Since I had given Leo a key to the house, he and Josh would arrive early and get right to work. All week Josh was busy picking up supplies, hauling wood around, or assisting Leo with something so that I didn’t get a chance to talk to him much in the mornings. As Friday dawned, I wondered if he was already bored with me. Did he snoop around the house when I was at work? He seemed more professional than that, but what if his curiosity overcame him and went into my room? Since leaving Wisconsin and moving in with Marsha and Wayne, I had given up trying to define myself by knick knacks, decor, or clothing, so there wouldn’t be much to find, unless he was looking like a private eye. If he looked in the suitcase at the back of my closet and found that shoebox…

I had stopped collecting news clippings and magazine articles after about six months, but I’d kept what I’d found. Not that I ever looked at it. But not even Marsha or Miranda knew it was there. Josh wouldn’t go to that much trouble to find out more about me. I was pretty sure about that. I hoped he’d be patient enough to get to know me. If he did wander into my room, accidentally-on-purpose trying to find the second bathroom or something, he’d probably find the blandness boring, which might be enough to turn him off. I made a note to get rid of the box, though. If I was committed to building a new future, I’d have to get rid of any evidence of my past.
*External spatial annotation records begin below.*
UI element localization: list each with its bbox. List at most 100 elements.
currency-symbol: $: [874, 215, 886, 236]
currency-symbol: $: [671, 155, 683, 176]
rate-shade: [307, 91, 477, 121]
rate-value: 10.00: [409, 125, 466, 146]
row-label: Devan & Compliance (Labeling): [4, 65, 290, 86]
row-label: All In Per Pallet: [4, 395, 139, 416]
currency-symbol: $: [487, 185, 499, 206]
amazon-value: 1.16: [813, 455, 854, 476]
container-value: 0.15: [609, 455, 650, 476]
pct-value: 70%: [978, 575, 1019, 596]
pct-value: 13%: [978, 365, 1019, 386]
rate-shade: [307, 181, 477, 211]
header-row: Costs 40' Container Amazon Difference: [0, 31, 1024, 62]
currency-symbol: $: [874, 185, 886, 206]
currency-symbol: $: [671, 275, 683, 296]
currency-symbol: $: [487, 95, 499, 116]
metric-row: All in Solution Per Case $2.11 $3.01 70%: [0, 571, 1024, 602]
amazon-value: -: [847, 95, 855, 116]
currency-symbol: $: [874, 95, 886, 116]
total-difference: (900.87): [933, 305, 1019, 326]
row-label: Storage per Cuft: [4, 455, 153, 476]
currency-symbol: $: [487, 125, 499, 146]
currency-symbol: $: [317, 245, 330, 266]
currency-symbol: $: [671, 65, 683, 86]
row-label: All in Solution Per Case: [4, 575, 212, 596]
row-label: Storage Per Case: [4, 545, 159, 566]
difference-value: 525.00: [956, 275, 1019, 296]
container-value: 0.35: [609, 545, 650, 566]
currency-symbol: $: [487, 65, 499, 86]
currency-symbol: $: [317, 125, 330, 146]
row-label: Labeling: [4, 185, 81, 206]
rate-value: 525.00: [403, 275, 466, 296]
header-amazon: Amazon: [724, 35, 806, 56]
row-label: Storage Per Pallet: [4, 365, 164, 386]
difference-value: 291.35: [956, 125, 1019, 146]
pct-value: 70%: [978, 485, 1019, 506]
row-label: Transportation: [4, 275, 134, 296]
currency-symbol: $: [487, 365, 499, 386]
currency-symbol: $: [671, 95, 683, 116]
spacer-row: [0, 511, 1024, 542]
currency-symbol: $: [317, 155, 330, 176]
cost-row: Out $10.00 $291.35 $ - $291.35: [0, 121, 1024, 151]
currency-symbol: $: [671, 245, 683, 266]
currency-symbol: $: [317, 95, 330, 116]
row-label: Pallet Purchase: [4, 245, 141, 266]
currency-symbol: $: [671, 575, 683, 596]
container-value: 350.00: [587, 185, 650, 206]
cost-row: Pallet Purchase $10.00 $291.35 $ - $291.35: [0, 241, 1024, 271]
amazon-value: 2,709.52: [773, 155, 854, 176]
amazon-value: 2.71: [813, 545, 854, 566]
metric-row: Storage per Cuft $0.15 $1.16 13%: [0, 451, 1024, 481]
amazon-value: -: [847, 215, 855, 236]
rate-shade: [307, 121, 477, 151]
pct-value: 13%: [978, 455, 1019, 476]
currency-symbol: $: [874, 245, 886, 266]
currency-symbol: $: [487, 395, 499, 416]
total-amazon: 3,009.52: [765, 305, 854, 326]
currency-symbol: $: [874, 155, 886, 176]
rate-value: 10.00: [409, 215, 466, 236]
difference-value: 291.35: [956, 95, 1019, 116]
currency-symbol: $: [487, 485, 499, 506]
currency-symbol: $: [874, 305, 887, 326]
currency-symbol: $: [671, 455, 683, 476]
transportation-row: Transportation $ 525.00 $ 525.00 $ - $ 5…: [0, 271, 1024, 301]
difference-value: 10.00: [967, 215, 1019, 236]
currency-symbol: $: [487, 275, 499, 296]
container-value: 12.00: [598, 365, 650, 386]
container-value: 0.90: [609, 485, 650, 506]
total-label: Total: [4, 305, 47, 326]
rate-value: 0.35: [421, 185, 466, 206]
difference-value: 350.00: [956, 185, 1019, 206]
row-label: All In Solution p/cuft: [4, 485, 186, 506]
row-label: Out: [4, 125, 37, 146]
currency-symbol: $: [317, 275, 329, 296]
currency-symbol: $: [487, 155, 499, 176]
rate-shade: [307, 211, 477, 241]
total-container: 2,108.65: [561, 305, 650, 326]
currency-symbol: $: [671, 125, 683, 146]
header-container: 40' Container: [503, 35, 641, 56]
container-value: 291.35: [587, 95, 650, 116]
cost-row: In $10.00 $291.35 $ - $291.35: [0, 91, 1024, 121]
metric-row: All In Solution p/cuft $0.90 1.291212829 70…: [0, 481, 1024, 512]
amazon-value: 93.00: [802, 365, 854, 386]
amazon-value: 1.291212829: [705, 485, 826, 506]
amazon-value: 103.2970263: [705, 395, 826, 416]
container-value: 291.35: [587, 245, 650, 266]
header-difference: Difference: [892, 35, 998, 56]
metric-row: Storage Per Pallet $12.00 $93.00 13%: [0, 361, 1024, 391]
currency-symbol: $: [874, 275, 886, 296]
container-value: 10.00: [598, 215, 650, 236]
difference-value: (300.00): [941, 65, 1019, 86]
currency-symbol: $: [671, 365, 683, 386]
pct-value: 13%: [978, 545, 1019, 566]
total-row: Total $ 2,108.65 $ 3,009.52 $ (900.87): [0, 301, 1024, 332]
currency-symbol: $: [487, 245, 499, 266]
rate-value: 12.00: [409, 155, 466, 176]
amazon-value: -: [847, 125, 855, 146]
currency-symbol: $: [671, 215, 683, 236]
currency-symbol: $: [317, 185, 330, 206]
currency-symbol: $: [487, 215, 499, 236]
By the time Friday rolled around, I was getting excited about our date.

Josh and Leo arrived together. Josh looked serious, and barely made eye contact with me, as he followed Leo toward the kitchen. I was about to say something, but before I did he fell back a step from Leo, gave me a wink, and slipped me a note..

I’m taking you to dinner tonight. No arguments, skinny minny! It’s my friend’s restaurant and he’s expecting us and if you back out now I’ll look like an idiot, so even if you don’t feel like going I hope I’m making you feel guilty enough to say yes now. I’ll be back to pick you up at 7.

He had drawn a winking smiley face at the end of the note and signed it,
J.

Driving to work, I felt giddy and nervous. I had a dinner date tonight! I squealed and bounced in my seat. Then I took a deep breath. Beach-girl would be way too cool for squealing, except when she saw here friends across a crowded room or something. With guys she’d be cool and expect to be treated like a goddess. I flicked my hair and pursed up my lips in the mirror. I could fake cool if I had to. And since it seemed like I might be cramming three years of no life into one catch-up summer, I’d better start mastering this fake it til you make it technique. Yikes, that got my worry thoughts flying. What else would I have to fake? And what was the difference between faking and lying? Was it as big a gap as what lay between the real me and beach-girl? My mood had sobered considerably by the time I pulled into the parking lot of Color My Life.